Книга Adibas - Заза Бурчуладзе
Шрифт:
Интервал:
Закладка:
– А ты кого хочешь, Обаму или Маккейна?.. – слышу за спиной.
Голос вроде знакомый, но неохота повернуться. Тбилиси город маленький, все друг друга знают.
– Да один хуй… – отвечает другой голос.
Мимо меня проходит официантка. На ней убийственная униформа – белая рубашка с короткими рукавами и синие слаксы. Похожа на сотрудницу авиакомпании, не хватает только щедрой улыбки и голубого галстука. Тело у нее классическое грузинское: короткие ноги, большие бедра и плоская грушевидная задница. Лицо уставшее, лоб лоснится от пота, но все-таки она неунывающе семенит быстрыми ножками. Не семенит, а скорее, как утюг, скользит – тяжеловесно, но плавно. В одной руке три пустых бокала с пеной на донышке, во второй – тарелка с огрызками от хинкали. Она проходит так близко, что видны следы красной помады на некоторых из них.
На столе пищит мой мобильник… Это Гиги присылает эсэмэску из туалета: «Aбхазия – боль моя». Не пойму, к чему это он. Главное, пока в состоянии стучать по кнопкам телефона. То есть старый бойскаут жив. Это как раз в его стиле: мысли о возвышенном при тошноте и наоборот, тошнота при мыслях о возвышенном. Отвечать лень. Кладу мобильник на стол.
Флюоресцентные лампы окутывают весь «Синий Бархат» и его посетителей в сине-фиолетовую дымку. Как в солярии… Еще похоже на пир живых мертвецов. Или на великую войну гоблинов. Такаси Миике отдыхает.

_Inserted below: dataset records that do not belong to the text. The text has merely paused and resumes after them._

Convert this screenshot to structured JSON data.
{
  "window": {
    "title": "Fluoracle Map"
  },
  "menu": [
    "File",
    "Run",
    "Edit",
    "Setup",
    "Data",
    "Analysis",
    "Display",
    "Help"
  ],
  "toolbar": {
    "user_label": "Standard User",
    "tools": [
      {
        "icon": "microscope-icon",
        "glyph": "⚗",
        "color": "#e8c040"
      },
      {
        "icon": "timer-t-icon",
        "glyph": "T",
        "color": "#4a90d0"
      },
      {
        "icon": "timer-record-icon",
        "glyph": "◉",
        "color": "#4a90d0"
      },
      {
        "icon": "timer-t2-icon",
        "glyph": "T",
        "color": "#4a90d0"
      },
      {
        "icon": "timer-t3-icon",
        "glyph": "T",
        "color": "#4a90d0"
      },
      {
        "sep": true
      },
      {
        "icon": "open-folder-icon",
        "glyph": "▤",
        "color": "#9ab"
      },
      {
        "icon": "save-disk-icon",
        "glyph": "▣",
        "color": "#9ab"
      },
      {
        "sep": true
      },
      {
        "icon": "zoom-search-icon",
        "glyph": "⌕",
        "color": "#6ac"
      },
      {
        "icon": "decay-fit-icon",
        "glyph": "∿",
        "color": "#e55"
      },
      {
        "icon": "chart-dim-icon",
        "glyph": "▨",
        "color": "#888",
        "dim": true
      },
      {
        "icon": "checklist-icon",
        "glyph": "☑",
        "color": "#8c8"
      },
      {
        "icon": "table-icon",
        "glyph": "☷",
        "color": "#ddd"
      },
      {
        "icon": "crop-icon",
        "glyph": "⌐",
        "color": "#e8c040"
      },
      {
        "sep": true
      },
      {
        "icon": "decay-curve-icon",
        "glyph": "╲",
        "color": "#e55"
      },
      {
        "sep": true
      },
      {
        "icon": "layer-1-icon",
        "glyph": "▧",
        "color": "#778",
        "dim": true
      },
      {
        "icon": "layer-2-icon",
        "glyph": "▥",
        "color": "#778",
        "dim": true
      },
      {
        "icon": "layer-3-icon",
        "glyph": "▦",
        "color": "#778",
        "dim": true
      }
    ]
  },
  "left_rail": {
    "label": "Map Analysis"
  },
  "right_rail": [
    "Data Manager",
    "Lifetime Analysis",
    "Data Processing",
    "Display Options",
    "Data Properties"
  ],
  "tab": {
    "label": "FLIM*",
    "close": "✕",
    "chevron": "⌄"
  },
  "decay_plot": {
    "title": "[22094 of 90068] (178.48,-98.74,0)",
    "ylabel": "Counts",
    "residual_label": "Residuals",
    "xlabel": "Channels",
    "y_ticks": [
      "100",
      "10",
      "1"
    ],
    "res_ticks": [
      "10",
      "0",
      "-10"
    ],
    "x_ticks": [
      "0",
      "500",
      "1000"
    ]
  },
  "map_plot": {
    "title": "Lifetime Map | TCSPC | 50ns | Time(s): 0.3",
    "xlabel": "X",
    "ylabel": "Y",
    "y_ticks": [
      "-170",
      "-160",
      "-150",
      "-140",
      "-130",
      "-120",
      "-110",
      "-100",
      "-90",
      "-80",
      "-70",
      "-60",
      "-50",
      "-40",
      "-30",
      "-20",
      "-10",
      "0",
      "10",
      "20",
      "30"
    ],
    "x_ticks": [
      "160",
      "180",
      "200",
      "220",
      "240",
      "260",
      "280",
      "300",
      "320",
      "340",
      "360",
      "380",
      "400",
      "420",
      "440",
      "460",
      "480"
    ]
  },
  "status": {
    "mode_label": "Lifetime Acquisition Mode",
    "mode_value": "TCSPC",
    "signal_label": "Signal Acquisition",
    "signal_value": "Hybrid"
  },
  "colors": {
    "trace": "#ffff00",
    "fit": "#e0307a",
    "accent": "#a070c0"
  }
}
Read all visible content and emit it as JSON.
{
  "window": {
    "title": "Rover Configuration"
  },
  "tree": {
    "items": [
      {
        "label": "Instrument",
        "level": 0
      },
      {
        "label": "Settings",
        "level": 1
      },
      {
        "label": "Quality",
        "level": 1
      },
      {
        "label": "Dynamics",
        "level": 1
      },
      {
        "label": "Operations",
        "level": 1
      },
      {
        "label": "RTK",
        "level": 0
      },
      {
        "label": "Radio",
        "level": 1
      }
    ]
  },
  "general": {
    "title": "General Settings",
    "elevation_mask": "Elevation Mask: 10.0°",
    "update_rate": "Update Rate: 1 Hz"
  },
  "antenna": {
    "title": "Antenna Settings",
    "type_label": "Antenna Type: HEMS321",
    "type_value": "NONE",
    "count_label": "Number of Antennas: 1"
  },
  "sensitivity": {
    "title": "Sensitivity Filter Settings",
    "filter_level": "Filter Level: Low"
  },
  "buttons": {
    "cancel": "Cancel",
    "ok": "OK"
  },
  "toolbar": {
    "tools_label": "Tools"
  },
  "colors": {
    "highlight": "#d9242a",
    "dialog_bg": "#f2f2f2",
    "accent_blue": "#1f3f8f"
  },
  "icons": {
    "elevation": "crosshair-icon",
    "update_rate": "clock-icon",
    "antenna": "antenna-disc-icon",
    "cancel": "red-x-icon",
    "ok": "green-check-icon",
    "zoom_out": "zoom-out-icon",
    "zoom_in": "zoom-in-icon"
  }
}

На тарелке Анеке уже гора хинкальных попок. А она, как в трансе, снова тянется за очередным хинкали, шумно всасывает сок, отхватывает по кусочку тесто и начинку, жует. И снова, как робот, повторяет те же действия с новым хинкали. Слишком поздно соображаю, что начисто околдован и парализован. Ее механические движения точны, как математические формулы. Заблуждается тот, кто считает хинкали всего лишь блюдом. Хинкали – скорее явление, чем кушанье. Грузинский ген. Грузинский дух. Грузинский психоз. Грузинская народная сказка. Это надо почувствовать, постичь умом невозможно. Похоже, понимает это и Анеке. Хочет вкусить, испытать, приобщиться. К тому же, хинкали, как вирус – всюду проникает… Ясно и то, что в неизбежном противостоянии между «Макдоналдсом» и хинкали победит дружба. В результате получим очередного кадавра, некий гастрономический мутант по имени макхинкали. Снова вспоминаю говно с позавчерашней акции и смотрю на Анеке. Она высасывает сок из хинкали, довольно улыбается мне своей евроулыбкой. К переднему зубу прилип кусочек петрушки.

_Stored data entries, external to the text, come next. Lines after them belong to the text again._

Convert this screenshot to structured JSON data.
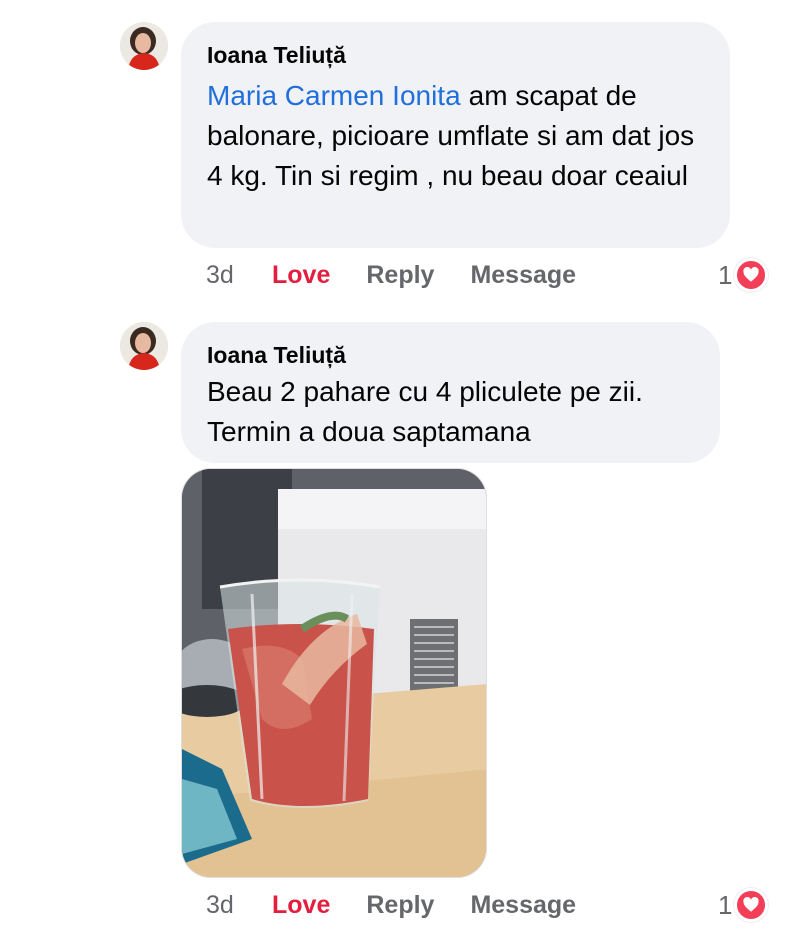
{
  "comments": [
    {
      "author": "Ioana Teliuță",
      "mention": "Maria Carmen Ionita",
      "text": "am scapat de balonare, picioare umflate si am dat jos 4 kg. Tin si regim , nu beau doar ceaiul",
      "time": "3d",
      "love_label": "Love",
      "reply_label": "Reply",
      "message_label": "Message",
      "reaction_count": "1",
      "reaction_icon": "heart-icon"
    },
    {
      "author": "Ioana Teliuță",
      "text": "Beau 2 pahare cu 4 pliculete pe zii. Termin a doua saptamana",
      "time": "3d",
      "love_label": "Love",
      "reply_label": "Reply",
      "message_label": "Message",
      "reaction_count": "1",
      "reaction_icon": "heart-icon"
    }
  ],
  "colors": {
    "bubble": "#f0f2f5",
    "love": "#e41e3f",
    "mention": "#216fdb",
    "muted": "#65676b",
    "heart": "#f33e58"
  }
}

– Хинкали улет полный? – спрашиваю.
– Хууу… – выпускает пар изо рта.
За стеклом ларька около газет лежат мягкие карманные детективы, свернутые постеры футболистов, маленькие ламинированные иконки, стикеры Ханы Монтаны и цветные карандаши с пышным розовым помпоном на крышке. Среди детективов выхватываю знакомую обложку.
Иногда в газетных киосках Тбилиси можно наткнуться на такое, что Гурджиев с Кастанедой покажутся сладкими карамельками. Они и есть карамельки. Шарлатан из Фонтенбло и лжемаг из Калифорнии (ни первый не был французом, ни второй – американцем, оба они родом из бедных южных стран). Совсем не обязательно, что встретишь «Диссеминацию» Деррида или «Ризому» Делёза и Гваттари. Вполне хватит и «Мифогенной любви каст» Пепперштейна.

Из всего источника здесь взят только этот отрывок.